Most of the population (As of 2000) speaks German (258 or 94.9%) as their first language, Portuguese is the second most common (5 or 1.8%) and Serbo-Croatian is the third (4 or 1.5%). There is 1 person who speaks French and 1 person who speaks Italian.

As of 2008, the population was 50.7% male and 49.3% female. The population was made up of 144 Swiss men (48.6% of the population) and 6 (2.0%) non-Swiss men. There were 139 Swiss women (47.0%) and 7 (2.4%) non-Swiss women. Of the population in the municipality, 70 or about 25.7% were born in Niederried bei Kallnach and lived there in 2000. There were 127 or 46.7% who were born in the same canton, while 33 or 12.1% were born somewhere else in Switzerland, and 30 or 11.0% were born outside of Switzerland.

As of 2010, children and teenagers (0–19 years old) make up 18.6% of the population, while adults (20–64 years old) make up 62.2% and seniors (over 64 years old) make up 19.3%.

As of 2000, there were 110 people who were single and never married in the municipality. There were 134 married individuals, 19 widows or widowers and 9 individuals who are divorced.

As of 2000, there were 22 households that consist of only one person and 9 households with five or more people. In 2000, a total of 107 apartments (91.5% of the total) were permanently occupied, while 6 apartments (5.1%) were seasonally occupied and 4 apartments (3.4%) were empty.

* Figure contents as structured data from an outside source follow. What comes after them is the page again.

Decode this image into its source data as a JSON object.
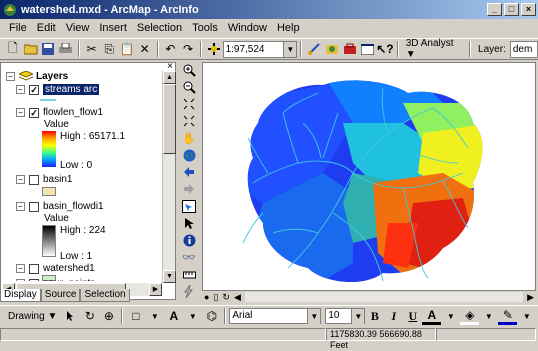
{
  "window": {
    "title": "watershed.mxd - ArcMap - ArcInfo"
  },
  "menu": [
    "File",
    "Edit",
    "View",
    "Insert",
    "Selection",
    "Tools",
    "Window",
    "Help"
  ],
  "toolbar": {
    "scale": "1:97,524",
    "analyst_label": "3D Analyst ▼",
    "layer_label": "Layer:",
    "layer_value": "dem"
  },
  "toc": {
    "root": "Layers",
    "layers": [
      {
        "name": "streams arc",
        "checked": true
      },
      {
        "name": "flowlen_flow1",
        "checked": true,
        "value_label": "Value",
        "high": "High : 65171.1",
        "low": "Low : 0"
      },
      {
        "name": "basin1",
        "checked": false
      },
      {
        "name": "basin_flowdi1",
        "checked": false,
        "value_label": "Value",
        "high": "High : 224",
        "low": "Low : 1"
      },
      {
        "name": "watershed1",
        "checked": false
      },
      {
        "name": "pour_points",
        "checked": false
      }
    ],
    "tabs": [
      "Display",
      "Source",
      "Selection"
    ]
  },
  "drawing": {
    "label": "Drawing ▼",
    "font": "Arial",
    "size": "10",
    "bold": "B",
    "italic": "I",
    "underline": "U"
  },
  "status": {
    "coords": "1175830.39  566690.88 Feet"
  },
  "colors": {
    "title_start": "#0a246a",
    "title_end": "#a6caf0",
    "selection": "#0a246a",
    "stream": "#40c8e0"
  }
}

The historical population is given in the following chart:

==Politics==
In the 2011 federal election, the most popular party was the SVP which received 41.6% of the vote. The next three most popular parties were the BDP Party (19.8%), the SPS (17.4%) and the Green Party (6.2%). In the federal election, a total of 103 votes were cast, and the voter turnout was 43.6%.

==Economy==
As of 2011, Niederried bei Kallnach had an unemployment rate of 0.26%. As of 2008, there were a total of 45 people employed in the municipality. Of these, there were 21 people employed in the primary economic sector and about 8 businesses involved in this sector. 15 people were employed in the secondary sector and there were 6 businesses in this sector. 9 people were employed in the tertiary sector, with 4 businesses in this sector.

In 2008, there were a total of 33 full-time equivalent jobs. The number of jobs in the primary sector was 14, all of which were in agriculture. The number of jobs in the secondary sector was 13 of which 8 or (61.5%) were in manufacturing and 6 (46.2%) were in construction. The number of jobs in the tertiary sector was 6. In the tertiary sector; 1 was in the sale or repair of motor vehicles and 3 or 50.0% were in a hotel or restaurant.

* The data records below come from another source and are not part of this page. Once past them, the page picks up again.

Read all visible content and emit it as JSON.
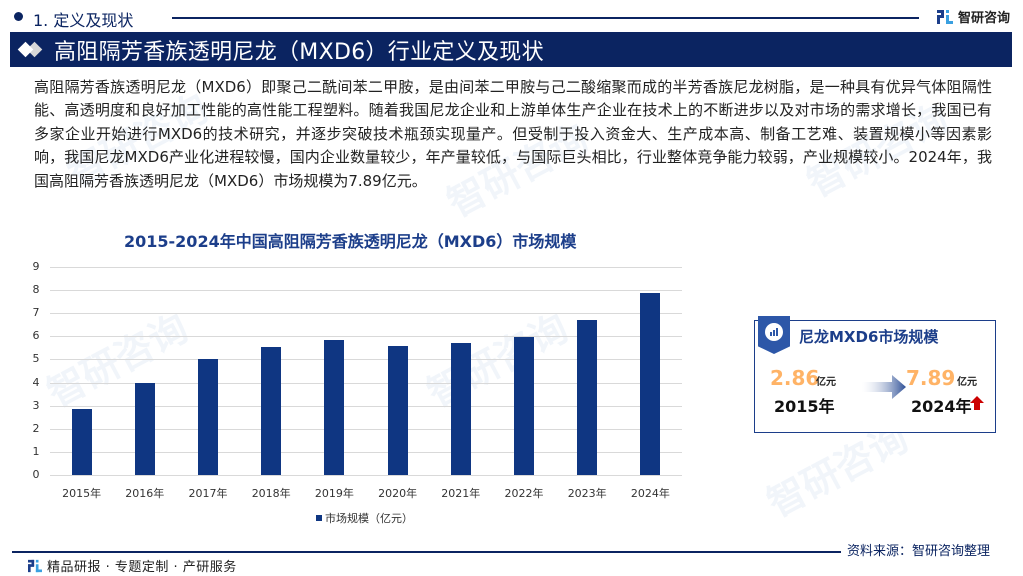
{
  "section": {
    "label": "1. 定义及现状"
  },
  "brand": {
    "name": "智研咨询",
    "logo_icon": "zhiyan-logo-icon"
  },
  "title_bar": {
    "icon": "double-diamond-icon",
    "title": "高阻隔芳香族透明尼龙（MXD6）行业定义及现状"
  },
  "paragraph": "高阻隔芳香族透明尼龙（MXD6）即聚己二酰间苯二甲胺，是由间苯二甲胺与己二酸缩聚而成的半芳香族尼龙树脂，是一种具有优异气体阻隔性能、高透明度和良好加工性能的高性能工程塑料。随着我国尼龙企业和上游单体生产企业在技术上的不断进步以及对市场的需求增长，我国已有多家企业开始进行MXD6的技术研究，并逐步突破技术瓶颈实现量产。但受制于投入资金大、生产成本高、制备工艺难、装置规模小等因素影响，我国尼龙MXD6产业化进程较慢，国内企业数量较少，年产量较低，与国际巨头相比，行业整体竞争能力较弱，产业规模较小。2024年，我国高阻隔芳香族透明尼龙（MXD6）市场规模为7.89亿元。",
  "chart_data": {
    "type": "bar",
    "title": "2015-2024年中国高阻隔芳香族透明尼龙（MXD6）市场规模",
    "categories": [
      "2015年",
      "2016年",
      "2017年",
      "2018年",
      "2019年",
      "2020年",
      "2021年",
      "2022年",
      "2023年",
      "2024年"
    ],
    "series": [
      {
        "name": "市场规模（亿元）",
        "values": [
          2.86,
          3.96,
          5.0,
          5.52,
          5.83,
          5.57,
          5.7,
          5.96,
          6.7,
          7.89
        ],
        "color": "#0f3682"
      }
    ],
    "xlabel": "",
    "ylabel": "",
    "ylim": [
      0,
      9
    ],
    "yticks": [
      "9",
      "8",
      "7",
      "6",
      "5",
      "4",
      "3",
      "2",
      "1",
      "0"
    ],
    "grid": true,
    "legend_position": "bottom"
  },
  "summary_card": {
    "icon": "chart-circle-icon",
    "title": "尼龙MXD6市场规模",
    "start": {
      "value": "2.86",
      "unit": "亿元",
      "year": "2015年"
    },
    "end": {
      "value": "7.89",
      "unit": "亿元",
      "year": "2024年"
    },
    "arrow_icon": "right-arrow-icon",
    "trend_icon": "up-arrow-icon",
    "value_color": "#ffb366",
    "trend_color": "#cc0000"
  },
  "footer": {
    "tagline": "精品研报 · 专题定制 · 产研服务",
    "source": "资料来源：智研咨询整理"
  },
  "colors": {
    "primary": "#0b2461",
    "bar": "#0f3682",
    "accent": "#1c3e8a"
  }
}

In 2000, there were 5 workers who commuted into the municipality and 122 workers who commuted away. The municipality is a net exporter of workers, with about 24.4 workers leaving the municipality for every one entering. Of the working population, 1.9% used public transportation to get to work, and 72.6% used a private car.

==Religion==
From the 2000 census, 18 or 6.6% were Roman Catholic, while 213 or 78.3% belonged to the Swiss Reformed Church. Of the rest of the population, there were 26 individuals (or about 9.56% of the population) who belonged to another Christian church. There were 11 (or about 4.04% of the population) who were Islamic. 9 (or about 3.31% of the population) belonged to no church, are agnostic or atheist, and 8 individuals (or about 2.94% of the population) did not answer the question.

==Education==
Niederried has its own school for the first through fourth grades. The upper grades of primary and all of middle school are in Kallnach, and for high school the children must be sent to Aarberg.

In Niederried bei Kallnach about 111 or (40.8%) of the population have completed non-mandatory upper secondary education, and 30 or (11.0%) have completed additional higher education (either university or a Fachhochschule). Of the 30 who completed tertiary schooling, 63.3% were Swiss men, 20.0% were Swiss women.

As of 2000, there were 25 students from Niederried bei Kallnach who attended schools outside the municipality.